Link to Paper

From the abstract:

“This paper analyzes the scalability of seven system applications running on Linux on a 48-core computer…using mostly standard parallel programming techniques -this paper introduces one new technique sloppy counters these bottlencek can be removed from the kernl or avoided by changing the application slightly”

This paper has an excellent system level tutorial on scalability. They explain that you don’t get linear increase in performance because in real life applications parallel tasks usually interact, an interaction forces serial execution. Then they list the common causes with common solutions. This paper is throughly written and researched. Writing truly parallel code is difficult and even then applications still compete for some shared resouce, be it a local cache, network access or disk I/O.

The authors introduce the concept of sloppy counters which avoid the bottlenect that occurs when Linux uses shared reference counters for garbage collection and managing various resources. The authors report bottlenecks from reference counts on directory entry objects (dentrys), mounted file system objects (vfsmounts), network rounting table entries and counters traking the amount of memory allocated by each network protocol.

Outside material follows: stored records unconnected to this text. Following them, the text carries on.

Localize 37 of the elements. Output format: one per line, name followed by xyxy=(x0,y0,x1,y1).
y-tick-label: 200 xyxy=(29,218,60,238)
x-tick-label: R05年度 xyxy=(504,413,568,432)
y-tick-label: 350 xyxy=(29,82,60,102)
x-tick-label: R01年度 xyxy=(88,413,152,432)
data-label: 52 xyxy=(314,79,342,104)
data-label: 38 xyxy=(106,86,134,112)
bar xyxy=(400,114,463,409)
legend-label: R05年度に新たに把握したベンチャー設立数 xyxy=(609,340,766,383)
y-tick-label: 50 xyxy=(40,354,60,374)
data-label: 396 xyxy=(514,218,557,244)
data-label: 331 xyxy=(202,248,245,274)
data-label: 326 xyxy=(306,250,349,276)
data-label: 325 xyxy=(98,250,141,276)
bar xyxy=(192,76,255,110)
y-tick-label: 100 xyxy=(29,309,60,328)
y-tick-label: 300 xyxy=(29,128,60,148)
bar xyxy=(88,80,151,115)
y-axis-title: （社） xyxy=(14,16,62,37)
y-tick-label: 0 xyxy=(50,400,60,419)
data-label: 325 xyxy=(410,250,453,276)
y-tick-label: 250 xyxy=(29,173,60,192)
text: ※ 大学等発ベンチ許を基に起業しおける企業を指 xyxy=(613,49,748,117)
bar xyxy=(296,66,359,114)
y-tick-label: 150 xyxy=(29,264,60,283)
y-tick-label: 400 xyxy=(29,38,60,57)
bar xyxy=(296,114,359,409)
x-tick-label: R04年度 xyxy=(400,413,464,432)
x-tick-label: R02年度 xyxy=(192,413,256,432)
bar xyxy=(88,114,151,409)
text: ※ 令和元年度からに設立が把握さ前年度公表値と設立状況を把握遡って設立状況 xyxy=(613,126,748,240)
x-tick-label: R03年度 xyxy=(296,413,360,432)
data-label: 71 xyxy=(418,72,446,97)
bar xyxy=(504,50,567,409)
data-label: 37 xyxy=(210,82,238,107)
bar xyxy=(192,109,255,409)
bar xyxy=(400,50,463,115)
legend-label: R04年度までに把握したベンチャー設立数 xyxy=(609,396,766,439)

Figure 1 in the paper provide a summary of linux scability problems that it’s worth using as a reference

  • Parallel accept
  • dentry reference counting
  • vfsmount reference counting
  • IP packet destination reference counting
  • Acquiring dentry spin locks
  • mount point table spin lock
  • Adding files to the open list
  • Allocating DMA buffers
  • False sharing in net_device and device
  • False sharing in page
  • inode lists
  • Dcache lists
  • Per-inode mutex
  • Super-page fine grained locking
  • Zeroing super-pages